Sometimes I let them “work it out,” and sometimes I yell. And sometimes, less often than I care to admit, I see it as a teaching moment. After all, I do love them too much to (sometimes) let them act that way. That’s the way that leads to hatred, and danger, and destruction.

The boy is brought upstairs in his fury. Self-control is not his strength. His chest heaves and his voice has reached decibels of rarity.

In patience, my voice is calm. Eventually his fury turns to tears. “It’s not fair! She’s so mean!”

“I know. It wasn’t fair. And it was mean… What if every time we did something unfair and mean to God, He just screamed and ran away?”

More tears. “You’re making me feel bad!” (Is a conscience beginning to melt?)

“But what if He did? Where would that leave us?”

He’s thinking (and crying).

“What does He do instead of screaming and running away? Isn’t His grace always bigger? Doesn’t He always forgive?”

“But I can’t!”

Some of the best words a parent can hear in a moment like this.

“You’re right. You can’t. I can’t. Which is why He’s done it for us. And then you know what? After He forgives us because we can’t, He gives us His strength so that we can.”

Teaching moment seized and utilized, the boy lumbers to his room in thought. A few minutes later he bounds down the steps with a few books in hand, sidles up between me and the mean one, and shares his blanket across our laps. His heavy heart has been lightened.

This morning, I find myself sharing an extra tiny kitchen. We’re both running late, both needing the counter space, breakfast, and the coffee.
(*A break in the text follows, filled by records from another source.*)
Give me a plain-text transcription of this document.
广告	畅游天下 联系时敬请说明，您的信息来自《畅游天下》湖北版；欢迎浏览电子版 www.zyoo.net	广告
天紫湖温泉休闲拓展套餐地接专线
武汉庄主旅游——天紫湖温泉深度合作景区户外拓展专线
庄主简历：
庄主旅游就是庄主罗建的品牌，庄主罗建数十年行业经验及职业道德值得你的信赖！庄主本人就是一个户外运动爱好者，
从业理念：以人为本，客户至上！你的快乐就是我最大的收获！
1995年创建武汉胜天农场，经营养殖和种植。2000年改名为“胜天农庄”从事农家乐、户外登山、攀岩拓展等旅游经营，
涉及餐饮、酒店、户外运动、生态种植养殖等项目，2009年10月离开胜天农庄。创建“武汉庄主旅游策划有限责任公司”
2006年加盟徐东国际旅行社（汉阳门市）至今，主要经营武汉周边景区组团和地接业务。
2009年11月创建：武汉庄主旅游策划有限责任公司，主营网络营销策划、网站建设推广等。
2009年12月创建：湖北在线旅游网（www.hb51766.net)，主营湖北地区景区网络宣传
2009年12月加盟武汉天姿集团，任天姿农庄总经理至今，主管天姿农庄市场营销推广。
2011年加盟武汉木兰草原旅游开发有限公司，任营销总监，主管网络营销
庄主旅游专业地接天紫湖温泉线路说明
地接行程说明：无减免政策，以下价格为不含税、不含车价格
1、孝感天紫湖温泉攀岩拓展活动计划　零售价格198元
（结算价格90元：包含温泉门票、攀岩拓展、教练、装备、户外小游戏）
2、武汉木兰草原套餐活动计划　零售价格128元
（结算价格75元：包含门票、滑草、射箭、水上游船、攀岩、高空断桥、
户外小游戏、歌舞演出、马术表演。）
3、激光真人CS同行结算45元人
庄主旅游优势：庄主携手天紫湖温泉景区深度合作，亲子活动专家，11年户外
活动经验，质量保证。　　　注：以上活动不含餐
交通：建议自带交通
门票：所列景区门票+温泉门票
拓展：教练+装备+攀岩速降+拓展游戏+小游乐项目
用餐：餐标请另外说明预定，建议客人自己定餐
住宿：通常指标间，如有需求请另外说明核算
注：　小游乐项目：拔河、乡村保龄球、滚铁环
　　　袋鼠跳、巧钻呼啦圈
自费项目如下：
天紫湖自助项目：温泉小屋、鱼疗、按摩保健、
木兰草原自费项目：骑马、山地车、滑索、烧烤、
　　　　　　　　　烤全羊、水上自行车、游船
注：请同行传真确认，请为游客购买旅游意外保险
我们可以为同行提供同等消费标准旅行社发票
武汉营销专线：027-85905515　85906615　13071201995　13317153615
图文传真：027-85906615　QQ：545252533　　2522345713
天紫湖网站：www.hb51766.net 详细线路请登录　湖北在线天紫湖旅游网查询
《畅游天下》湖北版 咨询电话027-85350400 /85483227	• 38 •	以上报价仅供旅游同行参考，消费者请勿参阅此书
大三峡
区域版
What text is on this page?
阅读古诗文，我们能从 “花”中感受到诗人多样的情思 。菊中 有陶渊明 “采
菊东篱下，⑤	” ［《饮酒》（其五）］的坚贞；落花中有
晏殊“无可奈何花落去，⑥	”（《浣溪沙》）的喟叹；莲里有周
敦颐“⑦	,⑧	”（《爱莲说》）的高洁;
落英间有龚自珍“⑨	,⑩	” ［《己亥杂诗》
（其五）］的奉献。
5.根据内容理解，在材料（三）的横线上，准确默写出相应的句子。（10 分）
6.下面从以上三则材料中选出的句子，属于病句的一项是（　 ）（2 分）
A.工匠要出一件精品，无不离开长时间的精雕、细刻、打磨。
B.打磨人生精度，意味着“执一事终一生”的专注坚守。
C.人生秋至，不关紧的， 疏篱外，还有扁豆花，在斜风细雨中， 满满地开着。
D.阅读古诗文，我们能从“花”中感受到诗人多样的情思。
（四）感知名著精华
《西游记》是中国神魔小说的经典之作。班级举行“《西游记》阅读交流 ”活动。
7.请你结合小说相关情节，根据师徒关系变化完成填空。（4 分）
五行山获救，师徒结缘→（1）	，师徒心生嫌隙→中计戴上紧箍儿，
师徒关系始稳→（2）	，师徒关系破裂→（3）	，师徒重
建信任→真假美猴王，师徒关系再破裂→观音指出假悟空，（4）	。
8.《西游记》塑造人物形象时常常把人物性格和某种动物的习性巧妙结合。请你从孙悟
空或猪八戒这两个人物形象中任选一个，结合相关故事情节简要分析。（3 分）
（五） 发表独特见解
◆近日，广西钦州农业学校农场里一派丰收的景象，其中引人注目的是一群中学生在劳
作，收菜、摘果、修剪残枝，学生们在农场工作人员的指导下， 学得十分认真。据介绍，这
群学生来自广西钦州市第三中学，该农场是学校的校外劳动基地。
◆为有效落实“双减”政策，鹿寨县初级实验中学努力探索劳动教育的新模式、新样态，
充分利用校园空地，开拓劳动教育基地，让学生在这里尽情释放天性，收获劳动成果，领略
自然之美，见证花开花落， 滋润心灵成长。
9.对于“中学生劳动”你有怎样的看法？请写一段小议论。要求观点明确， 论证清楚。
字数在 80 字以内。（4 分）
Early mornings don’t make us the prettiest people, and his words cut a little too sharp.

It wasn’t on my face, but you could see my glaring eyes and tongue sticking out in disgust anyway.

Sin. There’s nothing like it.

We kept dancing our fragile dance around our egg shells in the kitchen. Humility is not my strength.

He left for work. I finished packing kids’ lunches.

But sometimes, in moments of obvious mercy, it’s blaringly blatant that I’m loved too much to be allowed down that path of danger and destruction. By way of ritual, the Psalms are read before sending the kids off to the bus, and by way of mercy, calm and patient words melted my conscience.

When we were overwhelmed by sins, you forgave our transgressions.”

I can’t. But because of His “relentless, transforming, little-moment grace,” He has.

Teaching moment seized and utilized, heart lighter, sins forgiven, I am empowered to go and do likewise.

~ I’m thankful for the words from Paul Tripp and Psalm 65 this morning.